Rimase a fissarla per un lungo istante, e la luce scura dell’astro rese il suo bel volto fosco e cinereo. Poi le lacrime le riempirono gli occhi e scosse il capo.
— Non lo so — rispose, con un sospiro che lasciava intendere una malcelata afflizione. — Non so più nulla.
Cercò di trattenere le lacrime, ma non ci riuscì. Singhiozzando, premette il volto contro la mia spalla, perché gli altri non la sentissero piangere. La strinsi a me, a disagio. Non avevo mai visto una dea piangere.
Secondo i miei calcoli fu durante l’undicesimo giorno di marcia che il giovane Chron si precipitò da me con dipinto sul volto un sorriso da un orecchio all’altro.
— Là, sulla collina! Ho visto degli alberi! Molti alberi!
Il giovane era andato in avanscoperta. Nonostante le fatiche della marcia e il terrore che ci spronava ad avanzare, la tribù sembrava adesso versare in condizioni fisiche migliori di quando l’avevamo incontrata. Mangiavano regolarmente, e la loro dieta era ricca di proteine. Il giovane Chron aveva un aspetto di gran lunga migliore, e sicuramente era molto più in forze anche solo rispetto a un paio di giorni prima. I solchi profondi fra le sue costole cominciavano a riempirsi.
Salii con lui verso la cima della collina e da lì vidi che la terra all’orizzonte non era più una piatta distesa d’erba. Era mutata in una linea frastagliata di alberi che ondeggiavano come per invitarci a raggiungerli.
— Paradiso! — Noch si era portato al mio fianco. La sua voce tremava di gioia e di emozione.
Procedemmo alla massima velocità possibile in direzione degli alberi e infine, sul calar della sera, ne raggiungemmo la fresca ombra e ci lasciammo cadere stremati sul terreno coperto di muschio.
Tutt’intorno a noi torreggiavano querce dai rami contorti, pini alti e slanciati, eleganti abeti emananti aromi balsamici; aggraziati tronchi sottili di giovani betulle punteggiavano quel mondo verde di fronde. Il terreno era coperto di felci e muschi. Notai alcuni funghi premuti fra le radici di un’enorme, vecchia quercia e fiori che ondeggiavano delicatamente sotto una brezza leggera.

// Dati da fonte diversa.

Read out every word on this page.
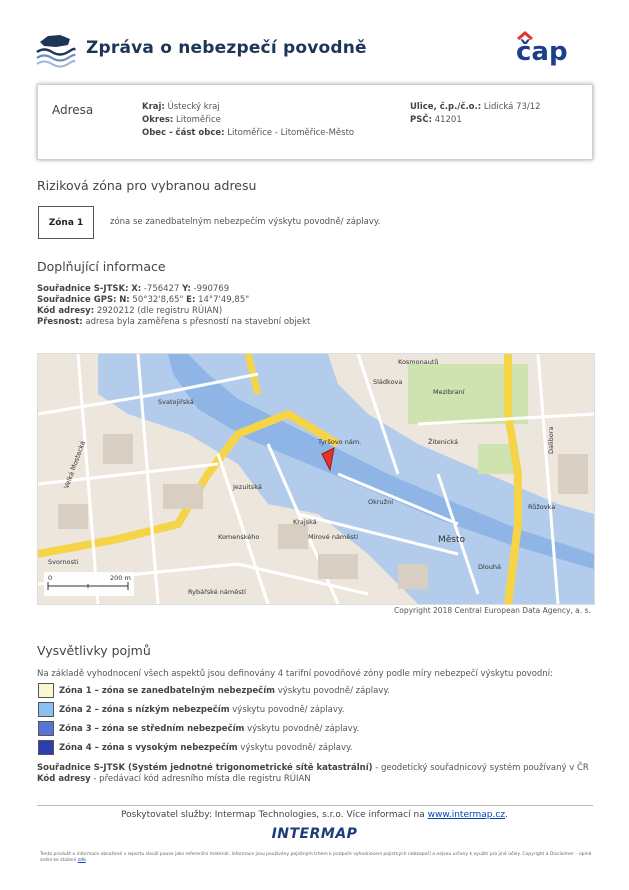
Zpráva o nebezpečí povodně	čap
Adresa	Kraj: Ústecký kraj
Okres: Litoměřice
Obec - část obce: Litoměřice - Litoměřice-Město
Ulice, č.p./č.o.: Lidická 73/12
PSČ: 41201
Riziková zóna pro vybranou adresu
Zóna 1	zóna se zanedbatelným nebezpečím výskytu povodně/ záplavy.
Doplňující informace
Souřadnice S-JTSK: X: -756427 Y: -990769
Souřadnice GPS: N: 50°32'8,65" E: 14°7'49,85"
Kód adresy: 2920212 (dle registru RÚIAN)
Přesnost: adresa byla zaměřena s přesností na stavební objekt
Svatojiřská
Velká Mostecká
Mírové náměstí	Město
Růžovka
Dalibora
Mezibraní
Jezuitská
Okružní
Tyršovo nám.
Kosmonautů
Sládkova
Rybářské náměstí
Svornosti
Komenského
Krajská
Žitenická
Dlouhá
0	200 m
Copyright 2018 Central European Data Agency, a. s.
Vysvětlivky pojmů
Na základě vyhodnocení všech aspektů jsou definovány 4 tarifní povodňové zóny podle míry nebezpečí výskytu povodní:
Zóna 1 – zóna se zanedbatelným nebezpečím
výskytu povodně/ záplavy.
Zóna 2 – zóna s nízkým nebezpečím
výskytu povodně/ záplavy.
Zóna 3 – zóna se středním nebezpečím
výskytu povodně/ záplavy.
Zóna 4 – zóna s vysokým nebezpečím
výskytu povodně/ záplavy.
Souřadnice S-JTSK (Systém jednotné trigonometrické sítě katastrální) - geodetický souřadnicový systém používaný v ČR
Kód adresy - předávací kód adresního místa dle registru RÚIAN
Poskytovatel služby: Intermap Technologies, s.r.o. Více informací na www.intermap.cz.
INTERMAP
Tento produkt a informace obsažené v reportu slouží pouze jako referenční materiál. Informace jsou používány pojistným trhem k podpoře vyhodnocení pojistných nebezpečí a nejsou určeny k využití pro jiné účely. Copyright a Disclaimer – úplné znění ke stažení zde.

Una grande sensazione di sollievo ci sommerse tutti, un senso di sicurezza; come se fossimo giunti in un luogo in cui i terribili timori che ci avevano accompagnati durante tutto il viaggio potevano infine venire dissipati. Gli uccelli cinguettavano allegri fra i rami come per offrirci il loro benvenuto a Paradiso.
Mi alzai a sedere e inspirai una profonda boccata di quell’aria fresca, pulita, fragrante di pino, rosa selvatica e cannella. Anche Anya sembrava felice. Udimmo lo sciacquio di un ruscello oltre i cespugli che crescevano fra i tronchi degli alberi.
Un daino apparve da uno di quei cespugli e per un momento rimase a guardarci coi suoi grandi occhi scuri. Quindi si voltò e fuggì via.
— Cosa ti dicevo, Orion? — disse Noch, raggiante per la felicità. — Questo è Paradiso!
Quella sera gli uomini misero in pratica le rudimentali tecniche di caccia che avevo insegnato loro per catturare un maiale selvatico sceso al ruscello per abbeverarsi. Dimostrarono molto più entusiasmo che abilità e il maiale, strillando come un ossesso, fuggì per parecchie centinaia di metri prima che riuscissero a infilzarlo con le loro lance rudimentali. Ma festeggiammo fino a notte inoltrata, quindi cademmo in un sonno profondo.